Rite of Passage - Bloodlines allows different players to tackle this game at different times through the use of named profiles. When creating profiles, you can set the volume levels for background music, sound effects, ambient sound and the voice dialogue provided by voice actors. Other options allow you to select from full screen mode, aspect ratio and a hardware cursor when playing the game.
Five different levels of difficulty are available covering various aspects of the game. Rather then the usual names, such as Casual, Advanced or Expert, the game's developers have gone with aquatic terms to fit in with the sea theme of this title. You can select from Sunny Beach, Shallow Water, Sailing Waters, Deep Dark Sea or Custom. Depending upon your choice of difficulty, you will be offered assistance with sparkles identifying active areas and Hidden Object scenes with a mis-clicking penalty, helpful messages plus the speed of recharging the Hint and Skip features.
Your role in the game is that of Rossa Smith who is a detective hired to investigate the problems that have been affecting the Livingstone family.
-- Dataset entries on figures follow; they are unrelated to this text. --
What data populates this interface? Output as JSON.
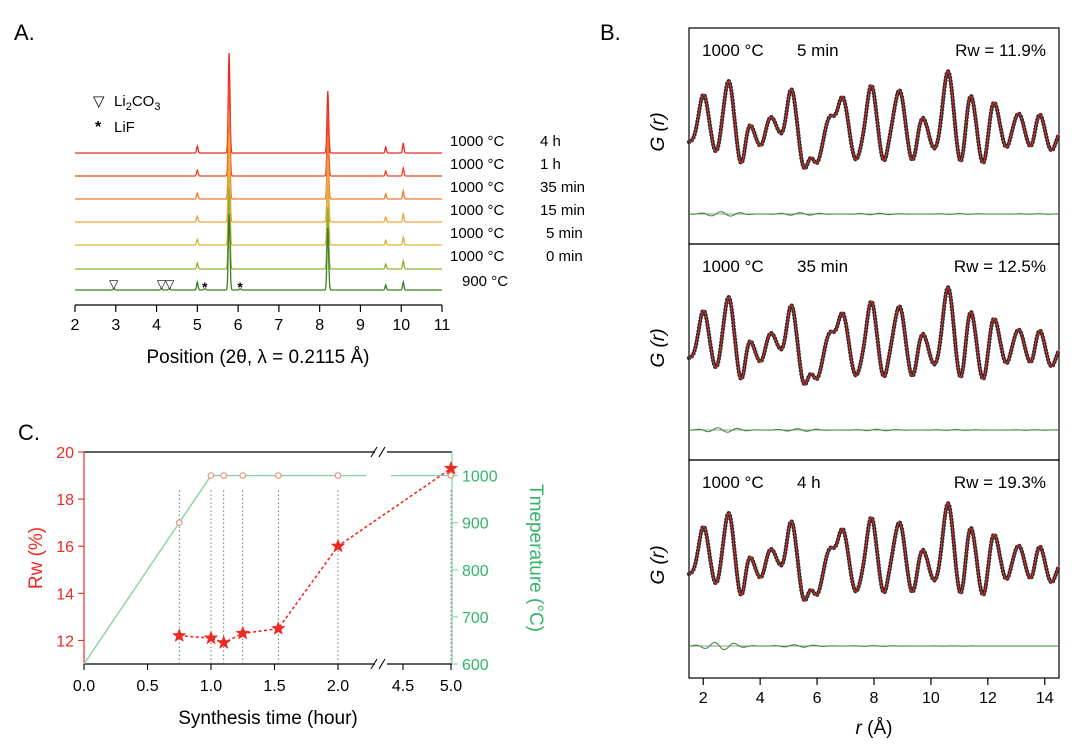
{
  "colors": {
    "red": "#ee2a24",
    "green": "#84d4a0",
    "teal_text": "#33b569",
    "diff": "#2e8b2e",
    "data_dot": "#2b2b2b",
    "grid": "#555555"
  },
  "chart_data": [
    {
      "id": "A",
      "type": "line",
      "panel_label": "A.",
      "title": "",
      "xlabel": "Position (2θ, λ = 0.2115 Å)",
      "ylabel": "",
      "xlim": [
        2,
        11
      ],
      "x_ticks": [
        "2",
        "3",
        "4",
        "5",
        "6",
        "7",
        "8",
        "9",
        "10",
        "11"
      ],
      "legend": [
        {
          "marker": "▽",
          "label": "Li2CO3"
        },
        {
          "marker": "*",
          "label": "LiF"
        }
      ],
      "series": [
        {
          "name": "1000 °C 4 h",
          "label_temp": "1000 °C",
          "label_time": "4 h",
          "color": "#ee2a24"
        },
        {
          "name": "1000 °C 1 h",
          "label_temp": "1000 °C",
          "label_time": "1 h",
          "color": "#ee4522"
        },
        {
          "name": "1000 °C 35 min",
          "label_temp": "1000 °C",
          "label_time": "35 min",
          "color": "#f37a30"
        },
        {
          "name": "1000 °C 15 min",
          "label_temp": "1000 °C",
          "label_time": "15 min",
          "color": "#f5a23a"
        },
        {
          "name": "1000 °C 5 min",
          "label_temp": "1000 °C",
          "label_time": "5 min",
          "color": "#d9b43a"
        },
        {
          "name": "1000 °C 0 min",
          "label_temp": "1000 °C",
          "label_time": "0 min",
          "color": "#8db232"
        },
        {
          "name": "900 °C",
          "label_temp": "900 °C",
          "label_time": "",
          "color": "#3f7f24"
        }
      ],
      "peaks_2theta": [
        5.0,
        5.78,
        8.2,
        9.62,
        10.05
      ],
      "li2co3_marks_2theta": [
        2.95,
        4.12,
        4.32
      ],
      "lif_marks_2theta": [
        5.18,
        6.05
      ]
    },
    {
      "id": "B",
      "type": "line",
      "panel_label": "B.",
      "xlabel_italic": "r",
      "xlabel_rest": " (Å)",
      "ylabel": "G (r)",
      "xlim": [
        1.5,
        14.5
      ],
      "x_ticks": [
        "2",
        "4",
        "6",
        "8",
        "10",
        "12",
        "14"
      ],
      "panels": [
        {
          "condition_temp": "1000 °C",
          "condition_time": "5 min",
          "rw_text": "Rw = 11.9%",
          "rw_value": 11.9
        },
        {
          "condition_temp": "1000 °C",
          "condition_time": "35 min",
          "rw_text": "Rw = 12.5%",
          "rw_value": 12.5
        },
        {
          "condition_temp": "1000 °C",
          "condition_time": "4 h",
          "rw_text": "Rw = 19.3%",
          "rw_value": 19.3
        }
      ]
    },
    {
      "id": "C",
      "type": "scatter",
      "panel_label": "C.",
      "xlabel": "Synthesis time (hour)",
      "ylabel_left": "Rw (%)",
      "ylabel_right": "Tmeperature (°C)",
      "x_ticks": [
        "0.0",
        "0.5",
        "1.0",
        "1.5",
        "2.0",
        "4.5",
        "5.0"
      ],
      "y_left_ticks": [
        "12",
        "14",
        "16",
        "18",
        "20"
      ],
      "y_right_ticks": [
        "600",
        "700",
        "800",
        "900",
        "1000"
      ],
      "ylim_left": [
        11,
        20
      ],
      "ylim_right": [
        600,
        1050
      ],
      "rw_series": {
        "name": "Rw",
        "x": [
          0.75,
          1.0,
          1.1,
          1.25,
          1.53,
          2.0,
          5.0
        ],
        "y": [
          12.2,
          12.1,
          11.9,
          12.3,
          12.5,
          16.0,
          19.3
        ]
      },
      "temperature_series": {
        "name": "Temperature",
        "x": [
          0,
          1.0,
          5.0
        ],
        "y": [
          600,
          1000,
          1000
        ]
      },
      "temperature_markers": {
        "x": [
          0.75,
          1.0,
          1.1,
          1.25,
          1.53,
          2.0,
          5.0
        ],
        "y": [
          900,
          1000,
          1000,
          1000,
          1000,
          1000,
          1000
        ]
      }
    }
  ]
}
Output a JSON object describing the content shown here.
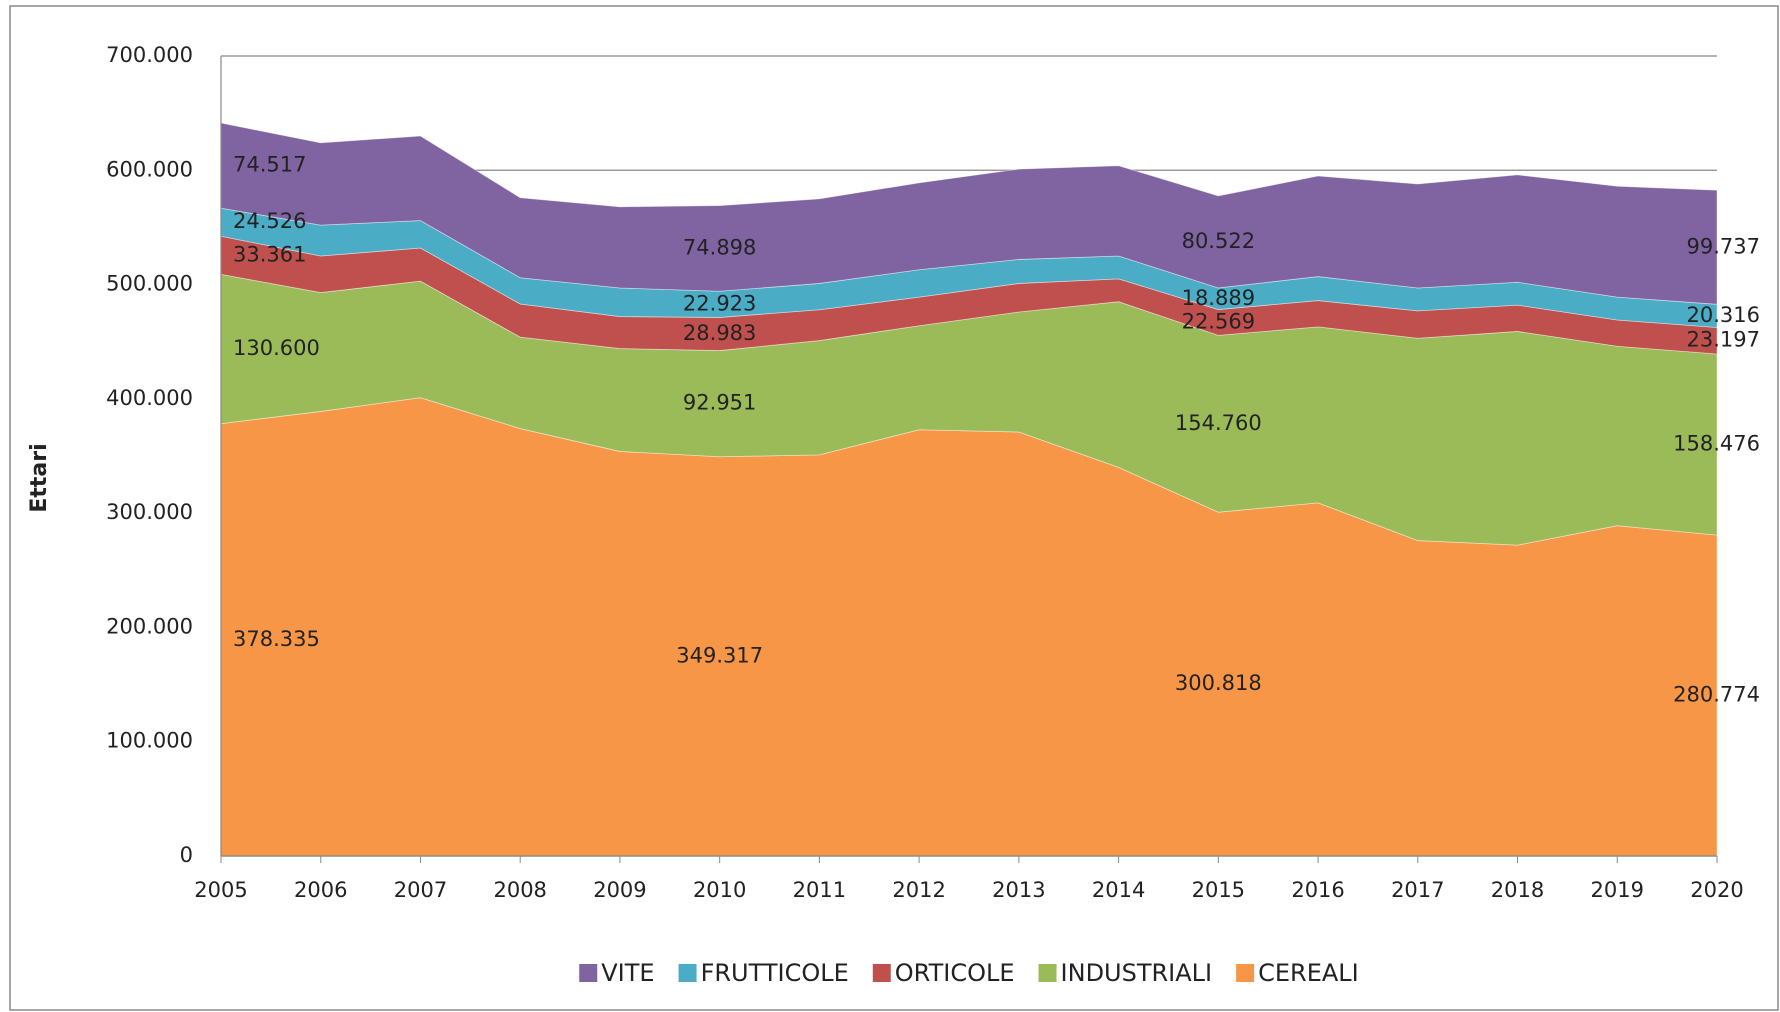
{
  "chart_data": {
    "type": "stacked-area",
    "y_label": "Ettari",
    "categories": [
      "2005",
      "2006",
      "2007",
      "2008",
      "2009",
      "2010",
      "2011",
      "2012",
      "2013",
      "2014",
      "2015",
      "2016",
      "2017",
      "2018",
      "2019",
      "2020"
    ],
    "ylim": [
      0,
      700000
    ],
    "yticks": [
      0,
      {
        "value": 100000,
        "label": "100.000"
      },
      {
        "value": 200000,
        "label": "200.000"
      },
      {
        "value": 300000,
        "label": "300.000"
      },
      {
        "value": 400000,
        "label": "400.000"
      },
      {
        "value": 500000,
        "label": "500.000"
      },
      {
        "value": 600000,
        "label": "600.000"
      },
      {
        "value": 700000,
        "label": "700.000"
      }
    ],
    "grid": true,
    "series": [
      {
        "name": "VITE",
        "color": "#8064a2",
        "values": [
          74517,
          72000,
          74000,
          70000,
          71000,
          74898,
          74000,
          76000,
          79000,
          79000,
          80522,
          88000,
          91000,
          94000,
          97000,
          99737
        ],
        "value_labels": [
          "74.517",
          null,
          null,
          null,
          null,
          "74.898",
          null,
          null,
          null,
          null,
          "80.522",
          null,
          null,
          null,
          null,
          "99.737"
        ]
      },
      {
        "name": "FRUTTICOLE",
        "color": "#4bacc6",
        "values": [
          24526,
          27000,
          24000,
          23000,
          25000,
          22923,
          23000,
          24000,
          21000,
          20000,
          18889,
          21000,
          20000,
          20000,
          20000,
          20316
        ],
        "value_labels": [
          "24.526",
          null,
          null,
          null,
          null,
          "22.923",
          null,
          null,
          null,
          null,
          "18.889",
          null,
          null,
          null,
          null,
          "20.316"
        ]
      },
      {
        "name": "ORTICOLE",
        "color": "#c0504d",
        "values": [
          33361,
          32000,
          29000,
          29000,
          28000,
          28983,
          27000,
          25000,
          25000,
          20000,
          22569,
          23000,
          24000,
          23000,
          23000,
          23197
        ],
        "value_labels": [
          "33.361",
          null,
          null,
          null,
          null,
          "28.983",
          null,
          null,
          null,
          null,
          "22.569",
          null,
          null,
          null,
          null,
          "23.197"
        ]
      },
      {
        "name": "INDUSTRIALI",
        "color": "#9bbb59",
        "values": [
          130600,
          104000,
          102000,
          80000,
          90000,
          92951,
          100000,
          91000,
          105000,
          145000,
          154760,
          154000,
          177000,
          187000,
          157000,
          158476
        ],
        "value_labels": [
          "130.600",
          null,
          null,
          null,
          null,
          "92.951",
          null,
          null,
          null,
          null,
          "154.760",
          null,
          null,
          null,
          null,
          "158.476"
        ]
      },
      {
        "name": "CEREALI",
        "color": "#f79646",
        "values": [
          378335,
          389000,
          401000,
          374000,
          354000,
          349317,
          351000,
          373000,
          371000,
          340000,
          300818,
          309000,
          276000,
          272000,
          289000,
          280774
        ],
        "value_labels": [
          "378.335",
          null,
          null,
          null,
          null,
          "349.317",
          null,
          null,
          null,
          null,
          "300.818",
          null,
          null,
          null,
          null,
          "280.774"
        ]
      }
    ]
  }
}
You quickly discover that the Livingstone's problems began when a family member, Princess Anna, was killed about 40 years ago and, more recently, stories began to emerge of a monstrous octopus and a masked stalker making an appearance.
Providing your view of the current scene, often containing a morphing object and a hidden collectible required to unlock the jigsaw puzzle extra, is an area at the bottom of the screen displaying the tools available to you. Taking up a central position is an inventory. To the right of the inventory are shortcut options to the Hint feature, game menu, map (once located) and your current objective. The left side of the inventory are features to record the number of collectibles and morphing objects found, achievements, access to a Strategy Guide and a magical seashell that will accept other objects and return them as clues. When using the magical seashell, you will need to insert an item that is identified by a special symbol. You then receive an image, broken into several pieces, which you have to recreate.
As your cursor moves around different scenes, it will change shape when specific actions are possible. In this way you can interact with areas, pick up items, talk to characters displayed in full sized windows and locate routes to other areas.
Hidden Object scenes have their part to play and these come in different formats. Sometimes you will need to find items listed in text format with those items listed in cyan requiring an additional action. In other cases you will need to find pairs of objects linked in some way, find and restore missing pieces plus identify items from a small offered section. A variety of mini games will need to be completed in order to make progress. These puzzle type intervals will involve arranging objects, moving sections around plus find and restoring items to their proper place.
While visually impressive with well-drawn scenes and eye-catching animations, the game story line failed to enthral me. This is not a game that encouraged me to burn the midnight oil with late night playing sessions. I downloaded my copy of the game from Gamehouse.com where it is priced at $19.99. The game requires a 2.0 GHz processor with 1024MB of RAM and 592MB of hard disk space running Windows 7 and later.